Tu partiste e levaste o amor… eu fiquei . De nada serve continuar a pensar em ti. O pouco que escreves é como quem me dá uma aspirina… por piedade, para me manter em paz, para minimizar o meu sofrimento, porque sabes que o abandono é demasiado pesado para mim…
Fico agradecida, porque sei que o fazes por bondade… mas não quero a tua piedade, quero da tua amizade. Infelizmente, amor ou amizade não é coisa que se peça. Ou existe ou não existe.
E tu mataste o que havia de bom entre nós. Eu esforcei-me por manter uma chamazita de afeto, mas não consegui. Desisto. Isto é patético, andar a esmolar afetos…
Vou fazer um esforço para não te incomodar com os meus lamentos… Gosto de ti, não te serve de nada a ti, mas aquece-me o coração saber que existes, apesar de doer imenso…".

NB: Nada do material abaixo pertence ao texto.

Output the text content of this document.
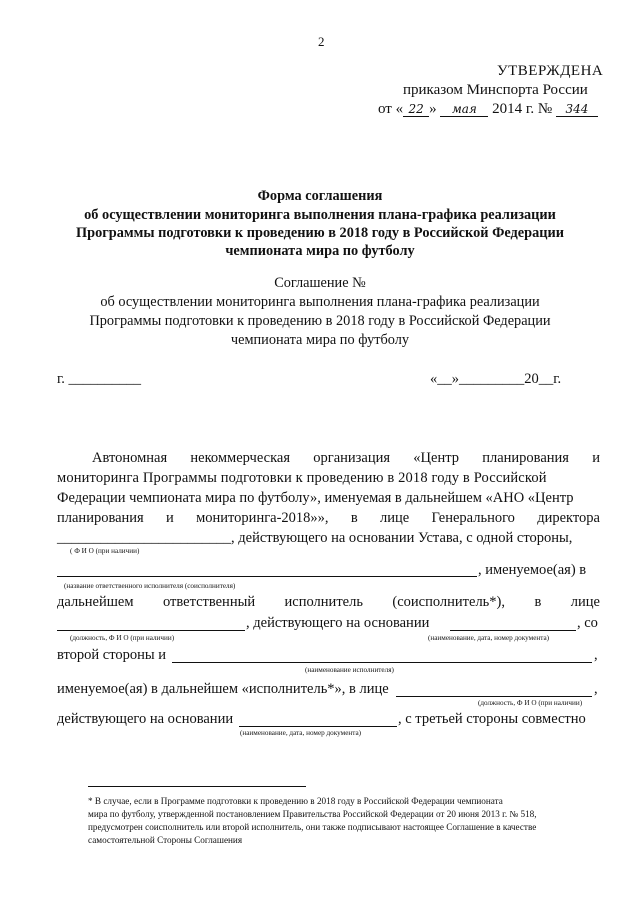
2
УТВЕРЖДЕНА
приказом Минспорта России
от « 22 » мая 2014 г. № 344
Форма соглашения
об осуществлении мониторинга выполнения плана-графика реализации
Программы подготовки к проведению в 2018 году в Российской Федерации
чемпионата мира по футболу
Соглашение №
об осуществлении мониторинга выполнения плана-графика реализации
Программы подготовки к проведению в 2018 году в Российской Федерации
чемпионата мира по футболу
г. __________	«__»_________20__г.
Автономная некоммерческая организация «Центр планирования и
мониторинга Программы подготовки к проведению в 2018 году в Российской
Федерации чемпионата мира по футболу», именуемая в дальнейшем «АНО «Центр
планирования и мониторинга-2018»», в лице Генерального директора
________________________, действующего на основании Устава, с одной стороны,
( Ф И О (при наличии)
, именуемое(ая) в
(название ответственного исполнителя (соисполнителя)
дальнейшем ответственный исполнитель (соисполнитель*), в лице
, действующего на основании	, со
(должность, Ф И О (при наличии)	(наименование, дата, номер документа)
второй стороны и	,
(наименование исполнителя)
именуемое(ая) в дальнейшем «исполнитель*», в лице	,
(должность, Ф И О (при наличии)
действующего на основании	, с третьей стороны совместно
(наименование, дата, номер документа)
* В случае, если в Программе подготовки к проведению в 2018 году в Российской Федерации чемпионата
мира по футболу, утвержденной постановлением Правительства Российской Федерации от 20 июня 2013 г. № 518,
предусмотрен соисполнитель или второй исполнитель, они также подписывают настоящее Соглашение в качестве
самостоятельной Стороны Соглашения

Bati à porta da Rosa, de lágrima no olho, ia devolver-lhe a carta.
Esbarrei-me no carteiro que lhe tinha entregue um telegrama, coisa fora de moda também. 
Ela mandou-me entrar e sorriu: 
- A resposta chegou, ao fim de tantos anos. Tinha-me prometido que saberia dele, quando fosse importante e que a afilhada, em quem confiava, saberia o que fazer na altura certa. Estou grata à pequena, que cumpriu e que - por generosidade ou por mentira piedosa - teve o bom gosto de acrescentar que, mesmo no fim, ele lhe relembrou a promessa e a morada onde o beijo deveria ser entregue, juntamente com a rosa vermelha das segundas feiras. 

Hoje é segunda, deve estar a chegar. 

E o sorriso alargou-se, vermelho cor da rosa vermelha, rosa como ela. Afinal ele veio, sob a forma de fim. Valeu a pena a esperança.